Zero-tolerance approaches significantly enhance the rates of suspensions and expulsions while ignoring the root cause of behaviors. Alternatives to suspensions include utilizing evidence-based, multi-tiered behavioral frameworks, such as positive behavioral interventions and supports (PBIS). These preventative approaches address the underlying cause or purpose of the behavior and reinforce positive behaviors. Interventions utilizing this approach have been associated with increased academic engagement, achievement, and reductions in suspensions and school dropouts. PBIS is used in over 25,000 schools across the nation, and when properly implemented, is shown to reduce behavior problems, improve academic performance and help students manage their emotions.
These positive interventions cannot exist without investing in additional counselors and professional development for teachers and staff on how to best implement discipline, including restorative justice, which creates a safe space for the accused and the affected to make amends amicably. While zero-tolerance discipline approaches focus on punishment, restorative justice highlights the opportunity for prevention and intervention to address the root cause of behaviors.
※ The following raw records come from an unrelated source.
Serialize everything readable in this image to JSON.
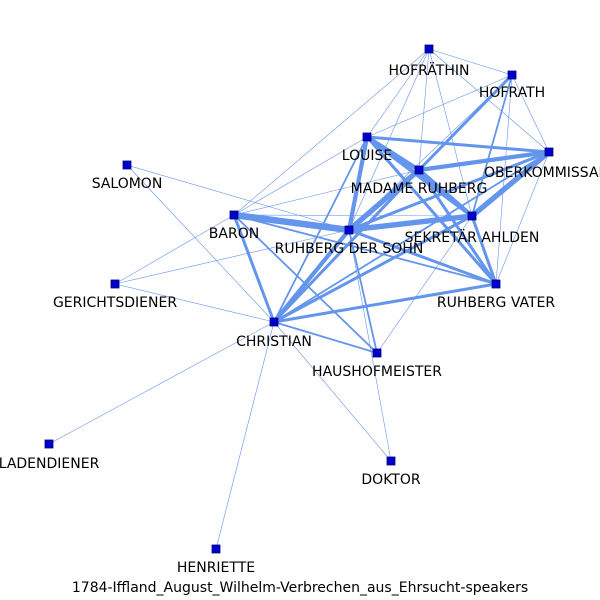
{
  "title": "1784-Iffland_August_Wilhelm-Verbrechen_aus_Ehrsucht-speakers",
  "colors": {
    "edge": "#6495ed",
    "node": "#0000cd",
    "node_border": "#000080",
    "text": "#000000"
  },
  "nodes": [
    {
      "id": "HOFRATHIN",
      "label": "HOFRÄTHIN"
    },
    {
      "id": "HOFRATH",
      "label": "HOFRATH"
    },
    {
      "id": "LOUISE",
      "label": "LOUISE"
    },
    {
      "id": "OBERKOMMISSAR",
      "label": "OBERKOMMISSAR"
    },
    {
      "id": "MADAME_RUHBERG",
      "label": "MADAME RUHBERG"
    },
    {
      "id": "SALOMON",
      "label": "SALOMON"
    },
    {
      "id": "SEKRETAR_AHLDEN",
      "label": "SEKRETÄR AHLDEN"
    },
    {
      "id": "BARON",
      "label": "BARON"
    },
    {
      "id": "RUHBERG_SOHN",
      "label": "RUHBERG DER SOHN"
    },
    {
      "id": "GERICHTSDIENER",
      "label": "GERICHTSDIENER"
    },
    {
      "id": "RUHBERG_VATER",
      "label": "RUHBERG VATER"
    },
    {
      "id": "CHRISTIAN",
      "label": "CHRISTIAN"
    },
    {
      "id": "HAUSHOFMEISTER",
      "label": "HAUSHOFMEISTER"
    },
    {
      "id": "LADENDIENER",
      "label": "LADENDIENER"
    },
    {
      "id": "DOKTOR",
      "label": "DOKTOR"
    },
    {
      "id": "HENRIETTE",
      "label": "HENRIETTE"
    }
  ],
  "edges": [
    {
      "source": "HOFRATHIN",
      "target": "HOFRATH",
      "weight": 1
    },
    {
      "source": "HOFRATHIN",
      "target": "OBERKOMMISSAR",
      "weight": 1
    },
    {
      "source": "HOFRATHIN",
      "target": "LOUISE",
      "weight": 1
    },
    {
      "source": "HOFRATHIN",
      "target": "MADAME_RUHBERG",
      "weight": 1
    },
    {
      "source": "HOFRATHIN",
      "target": "SEKRETAR_AHLDEN",
      "weight": 1
    },
    {
      "source": "HOFRATHIN",
      "target": "RUHBERG_SOHN",
      "weight": 1
    },
    {
      "source": "HOFRATHIN",
      "target": "BARON",
      "weight": 1
    },
    {
      "source": "HOFRATH",
      "target": "OBERKOMMISSAR",
      "weight": 1
    },
    {
      "source": "HOFRATH",
      "target": "LOUISE",
      "weight": 1
    },
    {
      "source": "HOFRATH",
      "target": "MADAME_RUHBERG",
      "weight": 3
    },
    {
      "source": "HOFRATH",
      "target": "SEKRETAR_AHLDEN",
      "weight": 2
    },
    {
      "source": "HOFRATH",
      "target": "RUHBERG_SOHN",
      "weight": 1
    },
    {
      "source": "HOFRATH",
      "target": "RUHBERG_VATER",
      "weight": 1
    },
    {
      "source": "LOUISE",
      "target": "OBERKOMMISSAR",
      "weight": 3
    },
    {
      "source": "LOUISE",
      "target": "MADAME_RUHBERG",
      "weight": 4
    },
    {
      "source": "LOUISE",
      "target": "SEKRETAR_AHLDEN",
      "weight": 4
    },
    {
      "source": "LOUISE",
      "target": "RUHBERG_SOHN",
      "weight": 4
    },
    {
      "source": "LOUISE",
      "target": "RUHBERG_VATER",
      "weight": 3
    },
    {
      "source": "LOUISE",
      "target": "CHRISTIAN",
      "weight": 2
    },
    {
      "source": "LOUISE",
      "target": "BARON",
      "weight": 1
    },
    {
      "source": "OBERKOMMISSAR",
      "target": "MADAME_RUHBERG",
      "weight": 4
    },
    {
      "source": "OBERKOMMISSAR",
      "target": "SEKRETAR_AHLDEN",
      "weight": 5
    },
    {
      "source": "OBERKOMMISSAR",
      "target": "RUHBERG_SOHN",
      "weight": 3
    },
    {
      "source": "OBERKOMMISSAR",
      "target": "RUHBERG_VATER",
      "weight": 1
    },
    {
      "source": "OBERKOMMISSAR",
      "target": "CHRISTIAN",
      "weight": 2
    },
    {
      "source": "MADAME_RUHBERG",
      "target": "SEKRETAR_AHLDEN",
      "weight": 4
    },
    {
      "source": "MADAME_RUHBERG",
      "target": "RUHBERG_SOHN",
      "weight": 5
    },
    {
      "source": "MADAME_RUHBERG",
      "target": "RUHBERG_VATER",
      "weight": 3
    },
    {
      "source": "MADAME_RUHBERG",
      "target": "CHRISTIAN",
      "weight": 3
    },
    {
      "source": "MADAME_RUHBERG",
      "target": "BARON",
      "weight": 1
    },
    {
      "source": "SEKRETAR_AHLDEN",
      "target": "RUHBERG_SOHN",
      "weight": 5
    },
    {
      "source": "SEKRETAR_AHLDEN",
      "target": "RUHBERG_VATER",
      "weight": 3
    },
    {
      "source": "SEKRETAR_AHLDEN",
      "target": "CHRISTIAN",
      "weight": 3
    },
    {
      "source": "SEKRETAR_AHLDEN",
      "target": "HAUSHOFMEISTER",
      "weight": 1
    },
    {
      "source": "SEKRETAR_AHLDEN",
      "target": "BARON",
      "weight": 1
    },
    {
      "source": "BARON",
      "target": "RUHBERG_SOHN",
      "weight": 6
    },
    {
      "source": "BARON",
      "target": "CHRISTIAN",
      "weight": 3
    },
    {
      "source": "BARON",
      "target": "HAUSHOFMEISTER",
      "weight": 2
    },
    {
      "source": "BARON",
      "target": "RUHBERG_VATER",
      "weight": 2
    },
    {
      "source": "BARON",
      "target": "GERICHTSDIENER",
      "weight": 1
    },
    {
      "source": "SALOMON",
      "target": "RUHBERG_SOHN",
      "weight": 1
    },
    {
      "source": "SALOMON",
      "target": "CHRISTIAN",
      "weight": 1
    },
    {
      "source": "RUHBERG_SOHN",
      "target": "CHRISTIAN",
      "weight": 4
    },
    {
      "source": "RUHBERG_SOHN",
      "target": "RUHBERG_VATER",
      "weight": 3
    },
    {
      "source": "RUHBERG_SOHN",
      "target": "HAUSHOFMEISTER",
      "weight": 2
    },
    {
      "source": "RUHBERG_SOHN",
      "target": "GERICHTSDIENER",
      "weight": 1
    },
    {
      "source": "RUHBERG_SOHN",
      "target": "DOKTOR",
      "weight": 1
    },
    {
      "source": "RUHBERG_VATER",
      "target": "CHRISTIAN",
      "weight": 3
    },
    {
      "source": "GERICHTSDIENER",
      "target": "CHRISTIAN",
      "weight": 1
    },
    {
      "source": "CHRISTIAN",
      "target": "HAUSHOFMEISTER",
      "weight": 2
    },
    {
      "source": "CHRISTIAN",
      "target": "LADENDIENER",
      "weight": 1
    },
    {
      "source": "CHRISTIAN",
      "target": "HENRIETTE",
      "weight": 1
    },
    {
      "source": "CHRISTIAN",
      "target": "DOKTOR",
      "weight": 1
    }
  ]
}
Restorative justice views “harm” as a fracturing of relationships rather than something that demands punishment. A restorative justice process is a way to uncover actual needs and heal relationships via meaningful accountability. Restorative approaches allow the impacted parties to talk about what happened, how they are feeling, its impact, and what can be done to make it right. A restorative talking circle process can begin the healing process and address the root of the harm. Creating interconnected communities in schools encourages inclusive practices and authentic engagement. Ideally, a plan to address the harm includes a path to repair the relationship and rebuild the community.
Implementing restorative justice practices in schools rather than exclusionary zero-tolerance discipline can dramatically reduce the rates at which Black students are disciplined. In a pilot restorative justice discipline program in Texas, six elementary and middle schools experienced a 70% reduction in in-school suspensions and a 77% reduction in out-of-school suspensions when utilizing restorative discipline practices. Creating a school environment focused on active listening, tolerance, respect, and support is essential to effectively implementing restorative justice discipline practices.
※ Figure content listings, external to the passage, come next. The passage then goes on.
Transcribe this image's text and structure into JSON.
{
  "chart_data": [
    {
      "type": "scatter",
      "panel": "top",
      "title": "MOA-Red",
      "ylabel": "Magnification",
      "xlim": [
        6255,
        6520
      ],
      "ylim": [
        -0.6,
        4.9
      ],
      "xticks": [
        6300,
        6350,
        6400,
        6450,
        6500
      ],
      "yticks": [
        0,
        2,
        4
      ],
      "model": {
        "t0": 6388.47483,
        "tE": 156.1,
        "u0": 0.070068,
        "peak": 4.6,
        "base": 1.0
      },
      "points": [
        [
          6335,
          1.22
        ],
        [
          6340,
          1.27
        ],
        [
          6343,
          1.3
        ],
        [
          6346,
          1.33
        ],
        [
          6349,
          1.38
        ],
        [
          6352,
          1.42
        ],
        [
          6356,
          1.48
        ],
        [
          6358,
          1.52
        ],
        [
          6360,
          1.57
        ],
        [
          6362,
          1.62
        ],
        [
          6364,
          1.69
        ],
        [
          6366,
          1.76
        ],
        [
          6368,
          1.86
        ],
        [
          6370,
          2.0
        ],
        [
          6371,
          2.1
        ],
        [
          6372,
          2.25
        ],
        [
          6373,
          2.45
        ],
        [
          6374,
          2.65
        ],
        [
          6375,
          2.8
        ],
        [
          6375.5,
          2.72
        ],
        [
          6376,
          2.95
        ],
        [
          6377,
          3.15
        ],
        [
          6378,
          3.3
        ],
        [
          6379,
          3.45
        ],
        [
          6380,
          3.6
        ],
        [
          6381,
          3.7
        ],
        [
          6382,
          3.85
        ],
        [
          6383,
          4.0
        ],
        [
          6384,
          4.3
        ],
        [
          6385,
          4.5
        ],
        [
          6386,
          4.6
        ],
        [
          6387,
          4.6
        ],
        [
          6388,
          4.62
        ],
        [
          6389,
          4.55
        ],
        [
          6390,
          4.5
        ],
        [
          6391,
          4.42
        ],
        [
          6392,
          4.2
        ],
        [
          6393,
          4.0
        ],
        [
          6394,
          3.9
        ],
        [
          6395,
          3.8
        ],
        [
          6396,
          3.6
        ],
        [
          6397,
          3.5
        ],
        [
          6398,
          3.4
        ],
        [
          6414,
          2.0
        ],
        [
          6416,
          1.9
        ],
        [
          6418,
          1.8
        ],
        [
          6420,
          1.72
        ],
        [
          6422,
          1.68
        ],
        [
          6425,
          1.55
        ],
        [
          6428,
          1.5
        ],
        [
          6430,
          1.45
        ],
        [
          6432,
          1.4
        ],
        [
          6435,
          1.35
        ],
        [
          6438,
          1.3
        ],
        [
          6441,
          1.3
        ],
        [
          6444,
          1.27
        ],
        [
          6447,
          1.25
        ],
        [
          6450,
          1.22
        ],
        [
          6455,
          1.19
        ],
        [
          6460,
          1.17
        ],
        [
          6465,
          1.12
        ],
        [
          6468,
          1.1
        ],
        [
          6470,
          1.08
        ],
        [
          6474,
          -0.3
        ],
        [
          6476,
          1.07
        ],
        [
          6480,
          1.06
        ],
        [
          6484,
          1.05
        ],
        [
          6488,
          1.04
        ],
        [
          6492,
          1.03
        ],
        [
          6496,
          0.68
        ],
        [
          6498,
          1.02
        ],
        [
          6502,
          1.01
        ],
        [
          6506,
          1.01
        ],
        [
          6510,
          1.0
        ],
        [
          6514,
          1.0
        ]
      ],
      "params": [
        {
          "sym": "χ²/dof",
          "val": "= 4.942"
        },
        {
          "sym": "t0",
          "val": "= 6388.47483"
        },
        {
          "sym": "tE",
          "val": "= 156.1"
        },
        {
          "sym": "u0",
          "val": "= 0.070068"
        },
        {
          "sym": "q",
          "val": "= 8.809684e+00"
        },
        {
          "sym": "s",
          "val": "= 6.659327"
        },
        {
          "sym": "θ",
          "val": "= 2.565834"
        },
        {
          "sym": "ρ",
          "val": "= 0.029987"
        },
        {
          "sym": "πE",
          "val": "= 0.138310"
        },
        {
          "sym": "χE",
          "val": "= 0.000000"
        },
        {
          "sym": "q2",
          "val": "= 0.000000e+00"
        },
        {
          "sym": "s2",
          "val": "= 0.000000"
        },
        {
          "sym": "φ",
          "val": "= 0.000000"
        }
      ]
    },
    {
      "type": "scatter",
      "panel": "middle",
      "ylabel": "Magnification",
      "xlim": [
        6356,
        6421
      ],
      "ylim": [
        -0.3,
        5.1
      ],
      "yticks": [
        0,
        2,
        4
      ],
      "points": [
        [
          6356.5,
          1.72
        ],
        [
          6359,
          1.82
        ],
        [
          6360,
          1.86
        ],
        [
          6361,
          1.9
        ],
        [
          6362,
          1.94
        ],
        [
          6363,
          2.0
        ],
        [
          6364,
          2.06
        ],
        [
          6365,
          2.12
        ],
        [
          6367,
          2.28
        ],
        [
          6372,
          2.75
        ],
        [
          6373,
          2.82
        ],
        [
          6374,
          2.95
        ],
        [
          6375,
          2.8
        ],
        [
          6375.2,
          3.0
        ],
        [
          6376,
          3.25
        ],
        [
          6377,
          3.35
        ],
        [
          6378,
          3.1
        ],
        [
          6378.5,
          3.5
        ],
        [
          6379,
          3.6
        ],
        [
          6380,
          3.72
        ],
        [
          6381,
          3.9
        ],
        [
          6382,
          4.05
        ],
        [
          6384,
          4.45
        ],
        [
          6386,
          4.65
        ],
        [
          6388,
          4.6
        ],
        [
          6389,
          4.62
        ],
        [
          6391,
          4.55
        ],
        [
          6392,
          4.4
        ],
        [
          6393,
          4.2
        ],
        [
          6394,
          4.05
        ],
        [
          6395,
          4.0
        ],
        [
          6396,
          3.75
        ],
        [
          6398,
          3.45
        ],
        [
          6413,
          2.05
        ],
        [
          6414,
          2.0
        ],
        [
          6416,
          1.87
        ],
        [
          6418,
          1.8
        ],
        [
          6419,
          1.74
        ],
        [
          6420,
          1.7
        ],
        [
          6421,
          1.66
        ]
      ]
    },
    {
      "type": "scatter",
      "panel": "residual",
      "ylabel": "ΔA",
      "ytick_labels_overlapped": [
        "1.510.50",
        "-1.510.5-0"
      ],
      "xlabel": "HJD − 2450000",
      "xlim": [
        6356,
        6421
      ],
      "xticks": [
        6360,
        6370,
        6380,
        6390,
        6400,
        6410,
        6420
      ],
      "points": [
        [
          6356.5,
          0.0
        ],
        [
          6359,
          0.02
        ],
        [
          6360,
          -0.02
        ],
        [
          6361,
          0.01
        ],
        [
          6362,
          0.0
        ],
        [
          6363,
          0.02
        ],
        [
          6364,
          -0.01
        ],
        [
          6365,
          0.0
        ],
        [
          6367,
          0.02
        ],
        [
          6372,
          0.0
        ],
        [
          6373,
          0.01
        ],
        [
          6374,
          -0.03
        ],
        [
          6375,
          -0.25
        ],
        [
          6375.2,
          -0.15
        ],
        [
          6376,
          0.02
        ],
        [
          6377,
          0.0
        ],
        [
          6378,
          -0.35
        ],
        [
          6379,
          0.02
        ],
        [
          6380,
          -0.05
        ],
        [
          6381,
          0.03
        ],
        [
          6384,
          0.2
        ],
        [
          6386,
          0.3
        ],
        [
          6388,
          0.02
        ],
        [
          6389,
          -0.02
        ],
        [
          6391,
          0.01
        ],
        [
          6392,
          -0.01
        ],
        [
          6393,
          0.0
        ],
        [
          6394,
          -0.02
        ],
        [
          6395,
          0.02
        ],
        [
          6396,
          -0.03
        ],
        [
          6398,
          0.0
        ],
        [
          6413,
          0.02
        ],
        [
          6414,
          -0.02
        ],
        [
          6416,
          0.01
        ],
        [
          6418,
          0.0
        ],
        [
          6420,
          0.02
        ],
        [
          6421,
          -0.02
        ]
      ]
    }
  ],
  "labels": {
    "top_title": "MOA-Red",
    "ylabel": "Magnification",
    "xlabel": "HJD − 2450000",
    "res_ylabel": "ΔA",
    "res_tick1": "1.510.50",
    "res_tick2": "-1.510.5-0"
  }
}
Between 2009 and 2018, students of color became the majority of public school students, yet nationally, 79% of public school teachers identify as white and non-Hispanic. This racial and ethnic disparity between students and teachers necessitates addressing implicit bias and institutional racism to ensure racially and culturally sensitive approaches in the classroom and beyond. Implicit bias refers to the attitudes or stereotypes that affect understanding, actions, and decisions in an unconscious manner. Understanding implicit bias can help better understand how institutional racism and other forms of bias impact educational experiences.
By utilizing restorative justice practices in schools, students learn valuable social and emotional skills such as patience, empathy, active listening, and impulse control. These social and emotional skills are critical in overcoming ACEs to develop our communities into places focused on healing and breaking the cycle of the cradle to prison pipeline. Positive re-enforcement for constructive student behavior emphasizes prevention rather than punishment and attempts to interrupt the pipeline. Addressing the underlying institutional racism and classism in education is essential to dismantling the pipeline further.